Spätestens mit dem Aufstieg der Nationalsozialisten veränderte sich Schwabing allerdings - viele Künstler wurden vertrieben oder ermordet, die Szene brach zusammen. Im Krieg wurde das Viertel schwer beschädigt. Von 1945 an blühte Schwabing wieder auf, nun lehnte sich hier die Jugend gegen den bürgerlichen Mief auf. Berühmt sind vor allem die Schwabinger Krawalle von 1962, als sich Studenten vier Tage lang Straßenschlachten mit der Polizei lieferten. Das Ereignis wird als einer der Vorläufer der 68er betrachtet. Bis heute hängt Schwabing der Ruf eines alternativen Künstlerviertels nach. Mit seinen vielen kultigen Kneipen und schönen alten Häusern ist es bei Münchnern wie Touristen äußerst beliebt. Die Mieten sind inzwischen allerdings so hoch, dass es in dem Viertel eher bürgerlich zugeht. Das echte Schwabing, sagen manche Schwabinger, findet heute nur noch im Verborgenen statt.
Daten und Fakten:
(folgende Zahlen beziehen sich auf den 12. Stadtbezirk, zu dem neben Schwabing auch Freimann gehört)
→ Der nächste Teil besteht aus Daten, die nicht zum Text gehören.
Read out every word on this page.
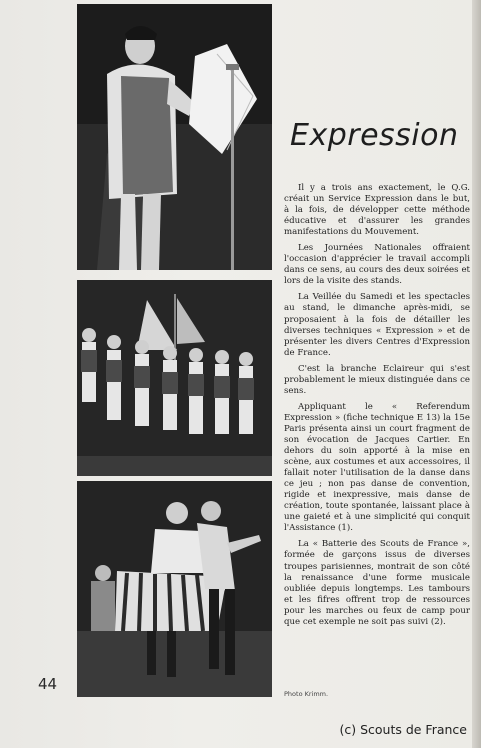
Expression

Il y a trois ans exactement, le Q.G. créait un Service Expression dans le but, à la fois, de développer cette méthode éducative et d'assurer les grandes manifestations du Mouvement.

Les Journées Nationales offraient l'occasion d'apprécier le travail accompli dans ce sens, au cours des deux soirées et lors de la visite des stands.

La Veillée du Samedi et les spectacles au stand, le dimanche après-midi, se proposaient à la fois de détailler les diverses techniques « Expression » et de présenter les divers Centres d'Expression de France.

C'est la branche Eclaireur qui s'est probablement le mieux distinguée dans ce sens.

Appliquant le « Referendum Expression » (fiche technique E 13) la 15e Paris présenta ainsi un court fragment de son évocation de Jacques Cartier. En dehors du soin apporté à la mise en scène, aux costumes et aux accessoires, il fallait noter l'utilisation de la danse dans ce jeu ; non pas danse de convention, rigide et inexpressive, mais danse de création, toute spontanée, laissant place à une gaieté et à une simplicité qui conquit l'Assistance (1).

La « Batterie des Scouts de France », formée de garçons issus de diverses troupes parisiennes, montrait de son côté la renaissance d'une forme musicale oubliée depuis longtemps. Les tambours et les fifres offrent trop de ressources pour les marches ou feux de camp pour que cet exemple ne soit pas suivi (2).

44
Photo Krimm.
(c) Scouts de France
Fläche: Mit 2567,01 Hektar ist Schwabing-Freimann der drittgrößte Stadtteil Münchens. 778,12 Hektar davon, und damit ganze 30 Prozent, sind Erholungsfläche - doppelt so viel wie in jedem anderen Viertel in München.
Bevölkerung: 65.158 Menschen, das entspricht fünf Prozent der Münchner, leben in Schwabing-Freimann. Mit 25 Einwohnern pro Hektar gehört das Viertel zu den dünn besiedelsten Münchens. Der Ausländeranteil ist mit 22,5 Prozent durchschnittlich.
Verkehrsanbindung: Durch Schwabing-Freimann fahren die U3 und die U6
Kultur und Bildung: Schwabing galt einst als Künstlerviertel, das Kulturangebot kann sich noch heute sehen lassen - in Schwabing-Freimann gibt es ein Museum, fünf Bibliotheken, acht Theater und zehn Kinos
Kinderbetreuung: In 64 Einrichtungen werden fast 3000 Kinder betreut
(Stand: 31.12.2009, mit freundlicher Unterstützung des Statistischen Amtes der Landeshauptstadt)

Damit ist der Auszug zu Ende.